EDIT: Anyway, I'm off to school now.. I'll see if I can get in here during my business and accounting class.

#168627 - kusma - Tue May 12, 2009 12:01 am

Ruben wrote:
Well, in most cases, when mixing unsigned you gotta clear the "bad" bits. In this case, I'm clearing/filling the bad bits, and only takes 1 cycle longer (cos it has to take care of both cases). The ldrb, mla, add is only useful for very little channels or very little volume difference, unless you've got mono, in which case you can just go ahead and mla all you want since you'll have 32 bits of data.

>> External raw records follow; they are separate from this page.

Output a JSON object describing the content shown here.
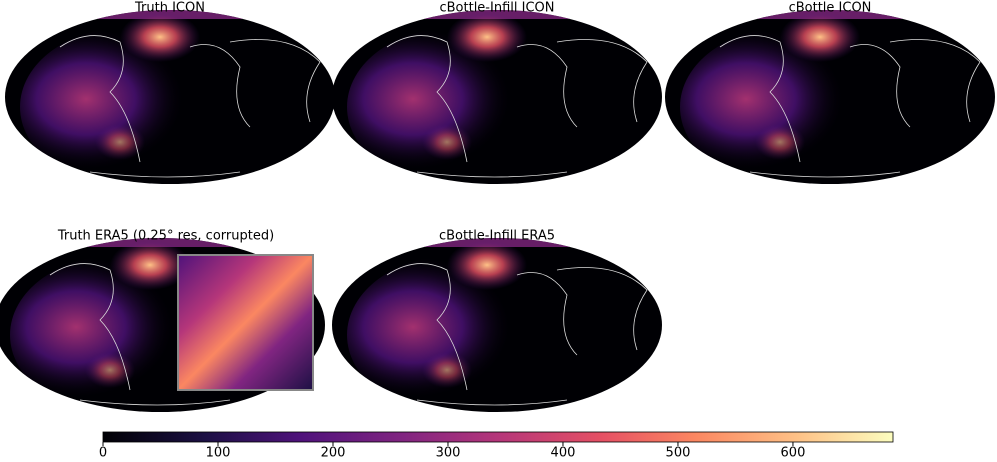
{
  "chart_data": {
    "type": "colorbar",
    "panels": [
      "Truth ICON",
      "cBottle-Infill ICON",
      "cBottle ICON",
      "Truth ERA5 (0.25° res, corrupted)",
      "cBottle-Infill ERA5"
    ],
    "colormap": "magma",
    "clim": [
      0,
      687
    ],
    "ticks": [
      0,
      100,
      200,
      300,
      400,
      500,
      600
    ]
  }
}
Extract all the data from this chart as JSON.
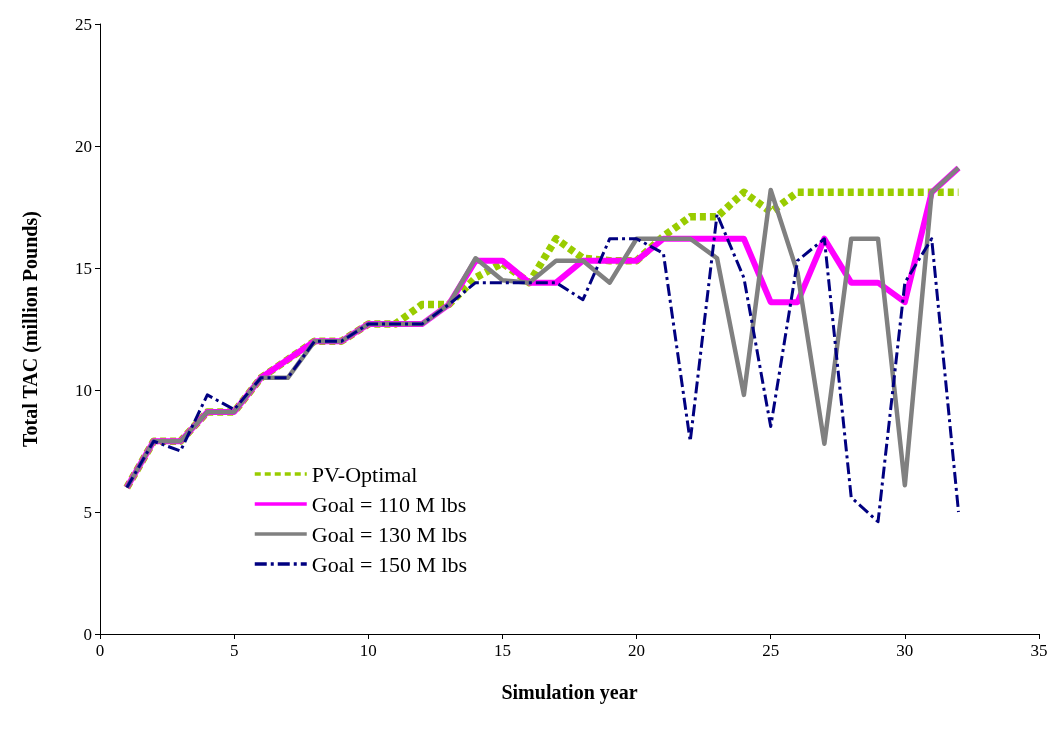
{
  "chart_data": {
    "type": "line",
    "xlabel": "Simulation year",
    "ylabel": "Total TAC (million Pounds)",
    "x": [
      1,
      2,
      3,
      4,
      5,
      6,
      7,
      8,
      9,
      10,
      11,
      12,
      13,
      14,
      15,
      16,
      17,
      18,
      19,
      20,
      21,
      22,
      23,
      24,
      25,
      26,
      27,
      28,
      29,
      30,
      31,
      32
    ],
    "series": [
      {
        "name": "PV-Optimal",
        "color": "#99cc00",
        "line_style": "dotted",
        "values": [
          6.0,
          7.9,
          7.9,
          9.1,
          9.1,
          10.5,
          11.25,
          12.0,
          12.0,
          12.7,
          12.7,
          13.5,
          13.5,
          14.6,
          15.2,
          14.4,
          16.2,
          15.4,
          15.3,
          15.3,
          16.3,
          17.1,
          17.1,
          18.1,
          17.3,
          18.1,
          18.1,
          18.1,
          18.1,
          18.1,
          18.1,
          18.1
        ]
      },
      {
        "name": "Goal = 110 M lbs",
        "color": "#ff00ff",
        "line_style": "solid",
        "values": [
          6.0,
          7.9,
          7.9,
          9.1,
          9.1,
          10.5,
          11.25,
          12.0,
          12.0,
          12.7,
          12.7,
          12.7,
          13.5,
          15.3,
          15.3,
          14.4,
          14.4,
          15.3,
          15.3,
          15.3,
          16.2,
          16.2,
          16.2,
          16.2,
          13.6,
          13.6,
          16.2,
          14.4,
          14.4,
          13.6,
          18.1,
          19.1
        ]
      },
      {
        "name": "Goal = 130 M lbs",
        "color": "#808080",
        "line_style": "solid",
        "values": [
          6.0,
          7.9,
          7.9,
          9.1,
          9.1,
          10.5,
          10.5,
          12.0,
          12.0,
          12.7,
          12.7,
          12.7,
          13.5,
          15.4,
          14.5,
          14.4,
          15.3,
          15.3,
          14.4,
          16.2,
          16.2,
          16.2,
          15.4,
          9.8,
          18.2,
          14.8,
          7.8,
          16.2,
          16.2,
          6.1,
          18.1,
          19.1
        ]
      },
      {
        "name": "Goal = 150 M lbs",
        "color": "#000080",
        "line_style": "dashed",
        "values": [
          6.0,
          7.9,
          7.5,
          9.8,
          9.2,
          10.5,
          10.5,
          12.0,
          12.0,
          12.7,
          12.7,
          12.7,
          13.5,
          14.4,
          14.4,
          14.4,
          14.4,
          13.7,
          16.2,
          16.2,
          15.6,
          7.9,
          17.2,
          14.6,
          8.5,
          15.3,
          16.2,
          5.6,
          4.6,
          14.4,
          16.2,
          5.0
        ]
      }
    ],
    "xlim": [
      0,
      35
    ],
    "xticks": [
      0,
      5,
      10,
      15,
      20,
      25,
      30,
      35
    ],
    "ylim": [
      0,
      25
    ],
    "yticks": [
      0,
      5,
      10,
      15,
      20,
      25
    ],
    "grid": false,
    "legend": "bottom left",
    "marker": "none"
  }
}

I'm not sure I understand / agree with you here. What I'm talking about is filling each 32 bit word with one left and one right sample. 16 bits should be enough headroom and sub-sample precision for 8 bit sounds output, so there's no need to clear anything, just let the multiplier move the bits where you need them.

Quote:
Anyway, I'm off to school now.. I'll see if I can get in here during my business and accounting class.

I'm going to bed myself - it's 01:00 AM here, and I have an important meeting in the morning ;)

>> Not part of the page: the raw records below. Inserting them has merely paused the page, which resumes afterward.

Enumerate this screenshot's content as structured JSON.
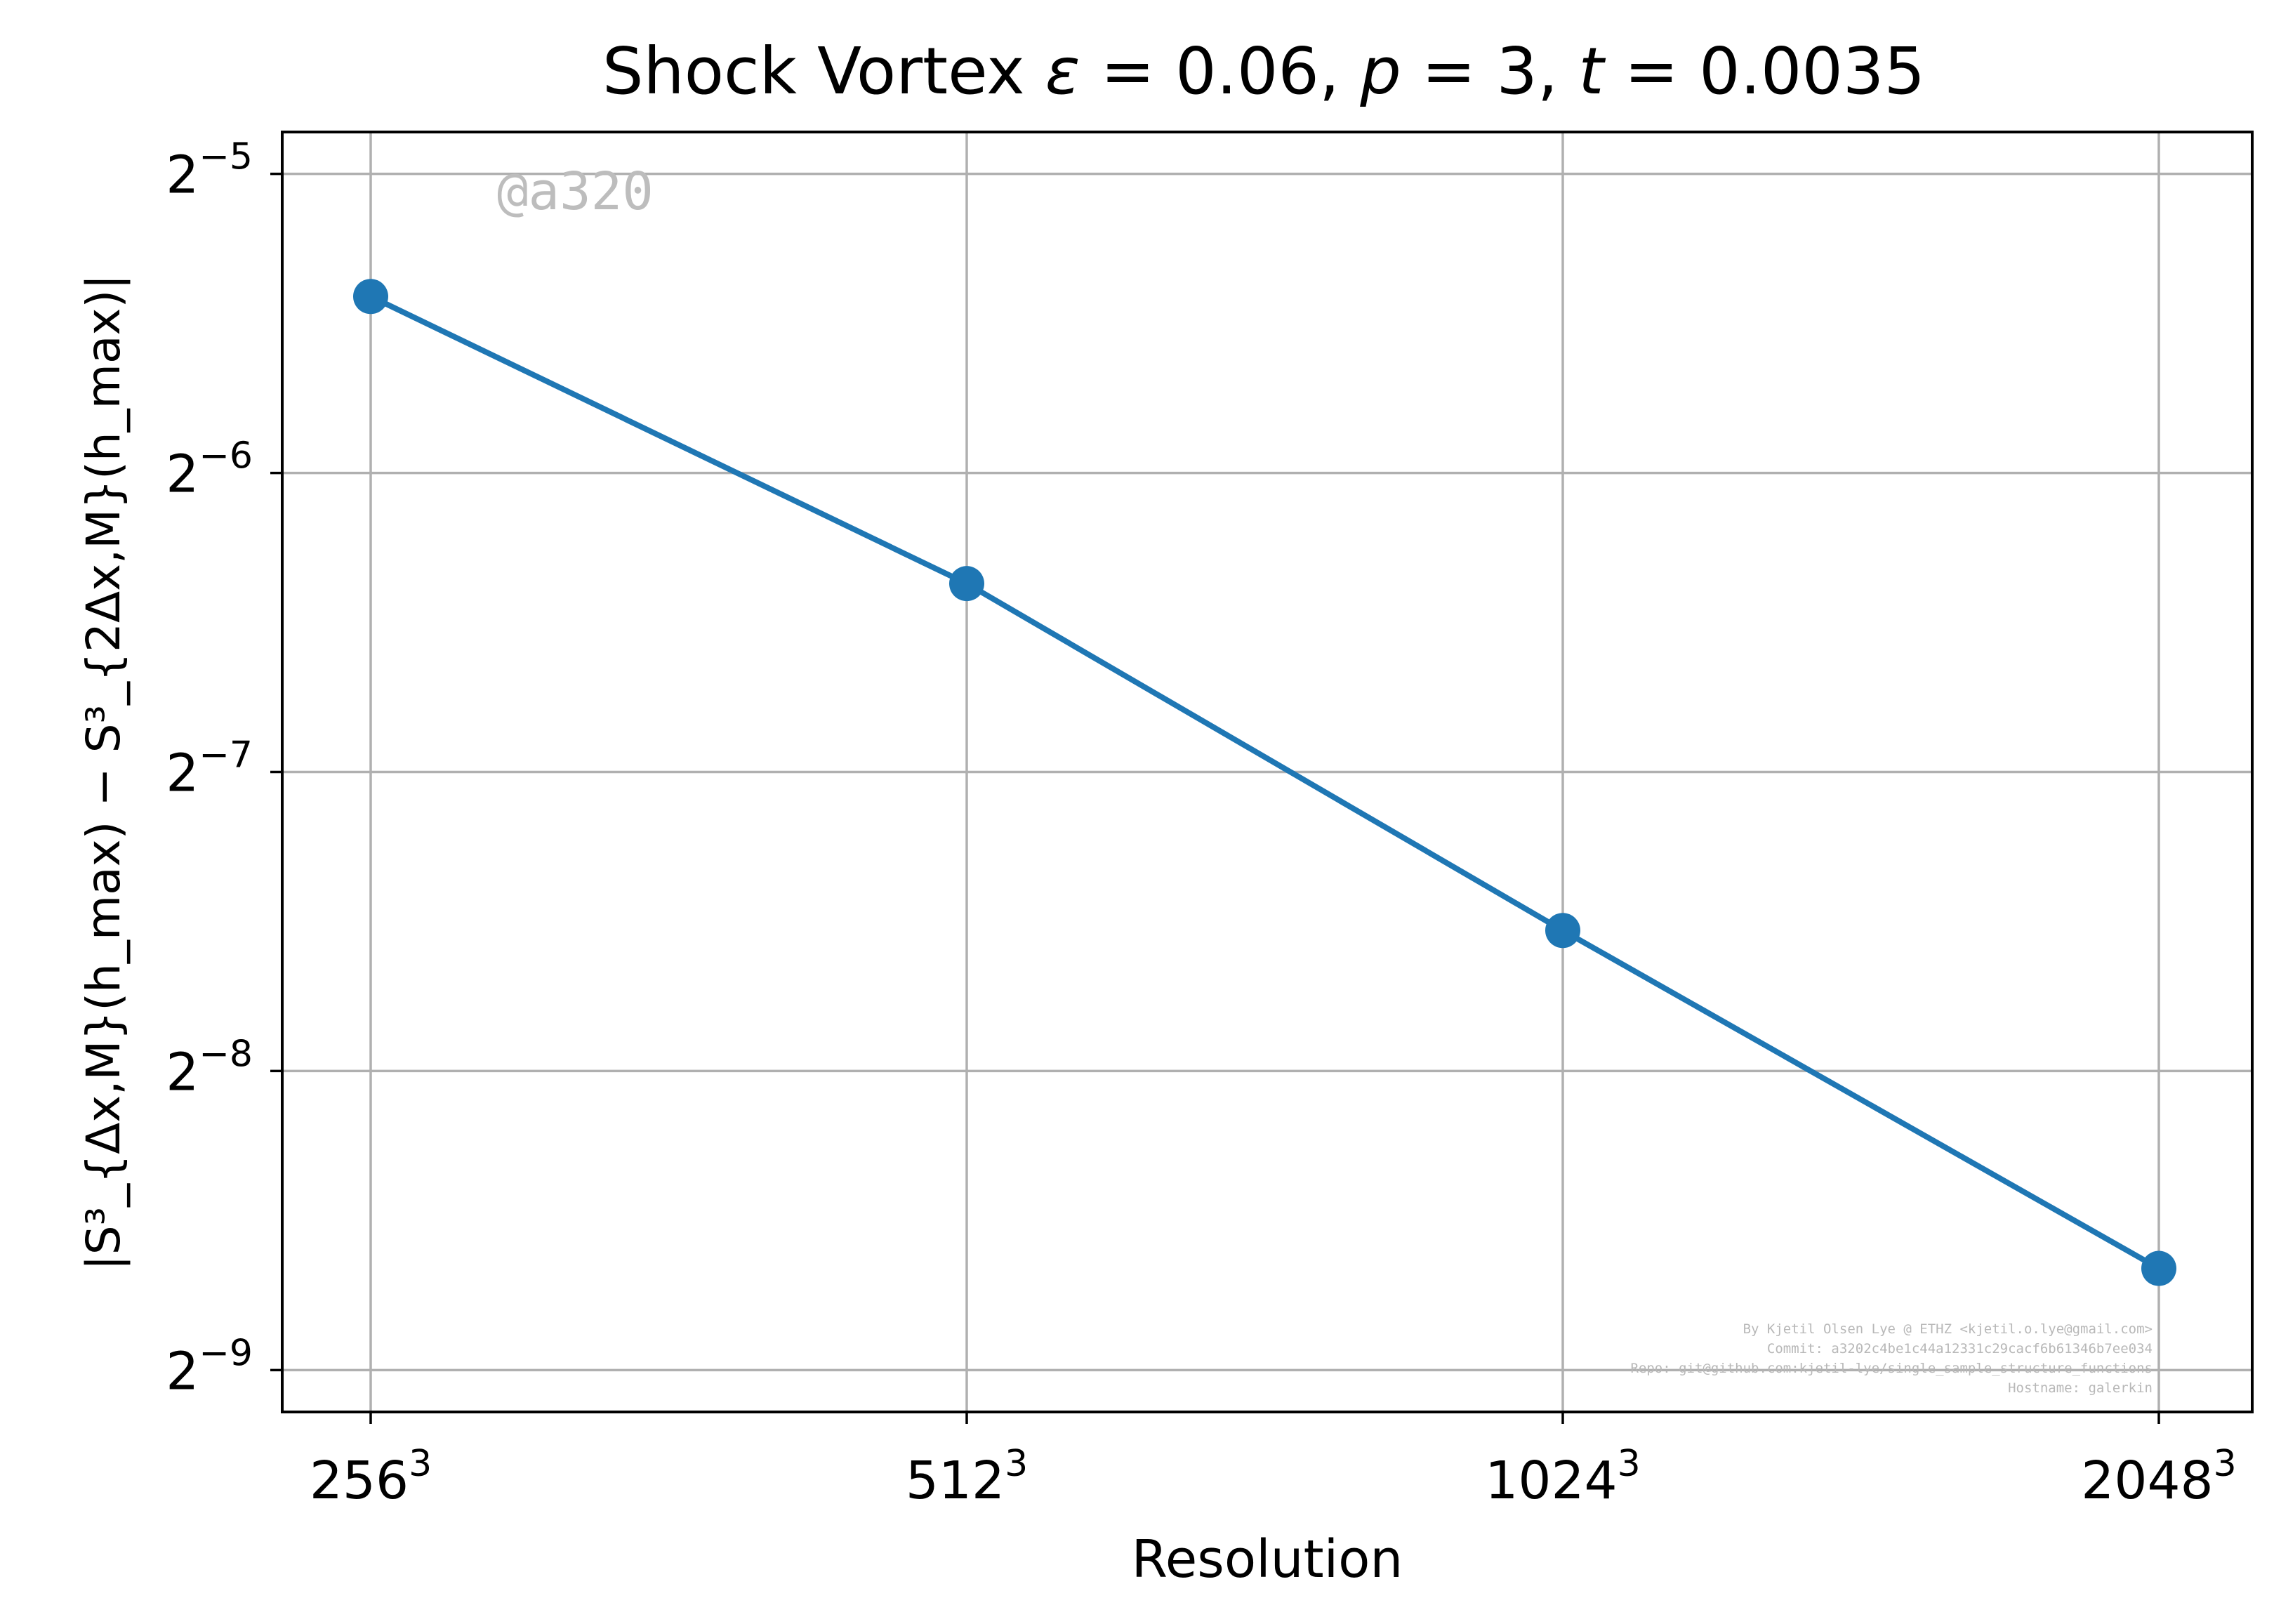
{
  "chart_data": {
    "type": "line",
    "title_text": "Shock Vortex ",
    "title_math": [
      {
        "text": "ε",
        "italic": true
      },
      {
        "text": " = 0.06, ",
        "italic": false
      },
      {
        "text": "p",
        "italic": true
      },
      {
        "text": " = 3, ",
        "italic": false
      },
      {
        "text": "t",
        "italic": true
      },
      {
        "text": " = 0.0035",
        "italic": false
      }
    ],
    "xlabel": "Resolution",
    "ylabel": "|S³_{Δx,M}(h_max) − S³_{2Δx,M}(h_max)|",
    "categories": [
      "256³",
      "512³",
      "1024³",
      "2048³"
    ],
    "x_tick_bases": [
      "256",
      "512",
      "1024",
      "2048"
    ],
    "x_tick_exp": "3",
    "x": [
      256,
      512,
      1024,
      2048
    ],
    "y_scale": "log2",
    "y_ticks_exp": [
      -5,
      -6,
      -7,
      -8,
      -9
    ],
    "y_tick_base": "2",
    "y_range_log2": [
      -9.14,
      -4.86
    ],
    "series": [
      {
        "name": "",
        "color": "#1f77b4",
        "marker": "circle",
        "y_log2": [
          -5.41,
          -6.37,
          -7.53,
          -8.66
        ]
      }
    ],
    "grid": true,
    "annotations": {
      "watermark": "@a320",
      "credits": [
        "By Kjetil Olsen Lye @ ETHZ <kjetil.o.lye@gmail.com>",
        "Commit: a3202c4be1c44a12331c29cacf6b61346b7ee034",
        "Repo: git@github.com:kjetil-lye/single_sample_structure_functions",
        "Hostname: galerkin"
      ]
    }
  }
}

#168631 - Ruben - Tue May 12, 2009 6:35 am

Ah, I see what you mean, but there's 3 problems with that:

-Speed: You have to multiply twice for left/right, and an extra 32-bit load/store, in which case I may as well as put the playback buffer in IWRAM and write to that
-You have to have double the caching buffer for left/right in 32-bit each
-ZOMG! ALIASING!! :-O
From what I've noticed, I'm not sure why it happens, but keeping precision gives the final sound a whistly quality, which sounds downright terrible, imo, which is why I'm doing ASR 7 now; only realized this ~3 days ago. I can hazard a guess though: Keeping the accuracy will introduce slight error from scaling at all, which, when added up with other channels, will create something rather awkward.

#168653 - Ruben - Wed May 13, 2009 9:42 am

FluBBa:
Ohhhhh, now I see what it does. Yeah, it should be submi, because it's the last bit of the whole thing. Hm, I think that works with 16-bit, too

Code:
@ Before loop . . .
mov   r5, #0x7F00           @ r5 = 0x7F00
add   r5, r5, #0xFF         @ r5 = 0x7FFF = SHORT_MAX

@ During loop . . .
teq   r5, r5, lsl #0x10     @ Sign ^ gSign
submi r5, ip, r5, asr #0x1F @ If bit 31 is on, then
                            @ it means that the signs
                            @ differ; clip


EDIT: Oh and the teq/submi thing isn't --quite-- as fullproof, as it assumes that the 2nd last bit out of n+1 (where n is the number of bits) will be different than the sign. It usually will be, but if it isn't, it will fail.